Eight out of ten Americans find prayer an important part of their daily lives, believe we will all be called before God at the Judgment Day to answer for our sins, and say they never doubt the existence of God. This 80% number has remained relatively constant throughout the 20 year survey period. It is appalling. On the other hand, the strength of those convictions is softening. Here is a graph of all three questions showing the net 80% figure and the underlying percentage of those who “completely agree” with each of those statements:
The “completely agree” segment has declined considerably since the high water mark of religious enthusiasm in the mid to late 90s. It is now about where it was after two terms of Ronald Reagan. It says something that this comes as a welcome relief, I suppose.

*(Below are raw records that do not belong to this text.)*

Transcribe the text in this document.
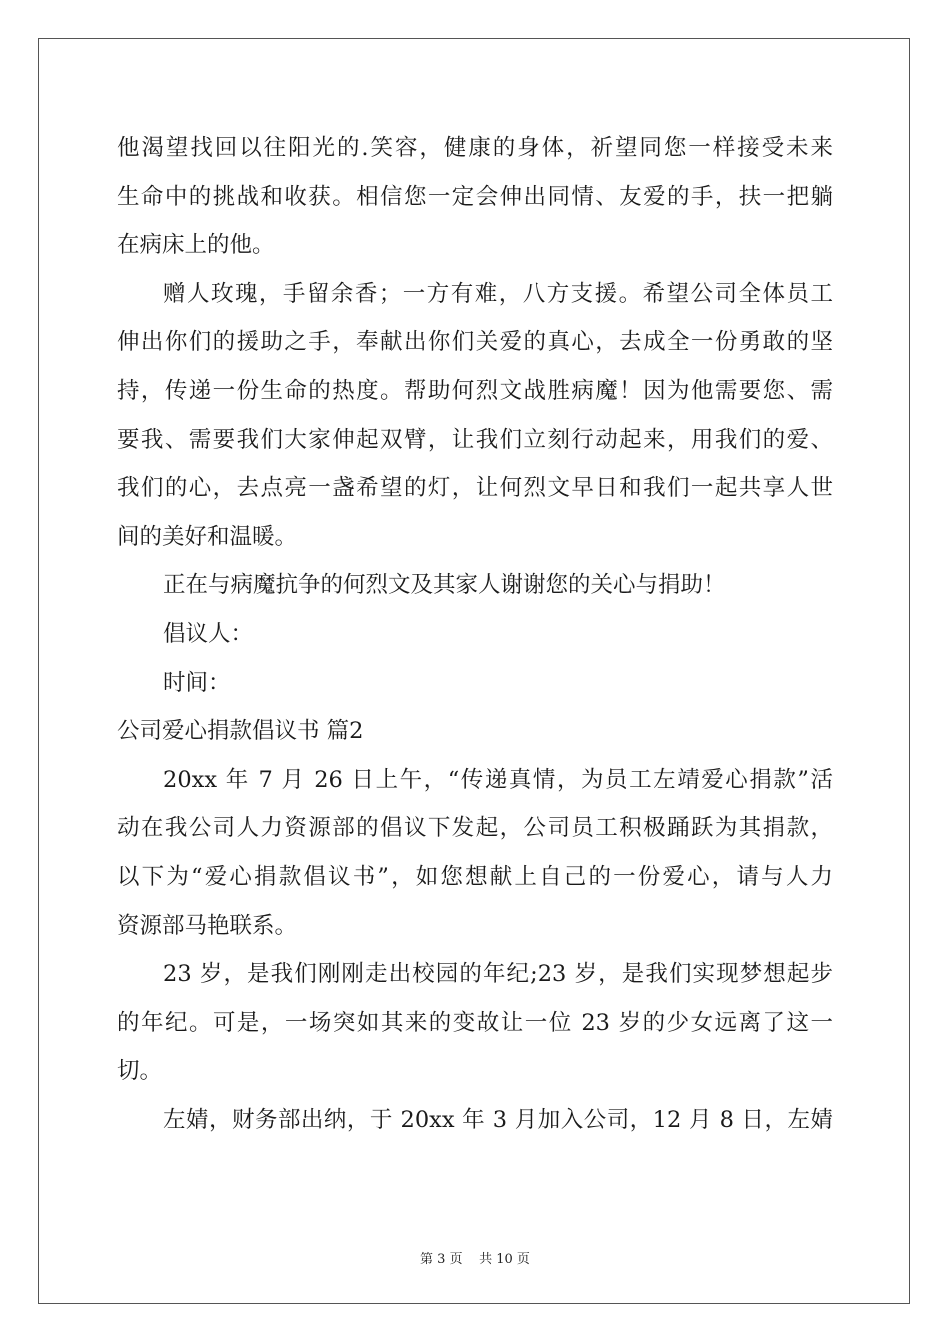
他渴望找回以往阳光的.笑容，健康的身体，祈望同您一样接受未来
生命中的挑战和收获。相信您一定会伸出同情、友爱的手，扶一把躺
在病床上的他。
赠人玫瑰，手留余香；一方有难，八方支援。希望公司全体员工
伸出你们的援助之手，奉献出你们关爱的真心，去成全一份勇敢的坚
持，传递一份生命的热度。帮助何烈文战胜病魔！因为他需要您、需
要我、需要我们大家伸起双臂，让我们立刻行动起来，用我们的爱、
我们的心，去点亮一盏希望的灯，让何烈文早日和我们一起共享人世
间的美好和温暖。
正在与病魔抗争的何烈文及其家人谢谢您的关心与捐助！
倡议人：
时间：
公司爱心捐款倡议书 篇2
20xx 年 7 月 26 日上午，“传递真情，为员工左靖爱心捐款”活
动在我公司人力资源部的倡议下发起，公司员工积极踊跃为其捐款，
以下为“爱心捐款倡议书”，如您想献上自己的一份爱心，请与人力
资源部马艳联系。
23 岁，是我们刚刚走出校园的年纪;23 岁，是我们实现梦想起步
的年纪。可是，一场突如其来的变故让一位 23 岁的少女远离了这一
切。
左婧，财务部出纳，于 20xx 年 3 月加入公司，12 月 8 日，左婧
第 3 页 共 10 页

Secular attitudes (atheist, agnostic or no religion) have increased since 1987, from 8% to 12%, but there are stark differences between party affiliations, with Republicans actually losing a point in secularism (6% to 5%) in that interval while Democrats increased secular attitudes from 7% to 11% and Independents from 9% to 17%. Independents are independent in more ways that party affiliation.
Right wing social prejudices have diminished in all age groups, but are especially out of favor in the youngest age cohort. This is mirrored in attitudes about sexual orientation:
While there has been progress in some areas, the picture in others is still so dismaying it just makes me shake my head. Consider this:
The good news here is that for the first time (other than a single year in the early 90s) more Americans think it’s wrong to ban books because of the ideas they contain than think it’s just fine. The bad news is almost half of Americans still thinks banning books is fine.
So, yes Melanie, things are changing: from really, really bad to somewhat less really, really bad. We’ve got a long way to go, though, if these results are any indication. If we keep it up at this pace, in a century from now we might reach the point the French did a century ago.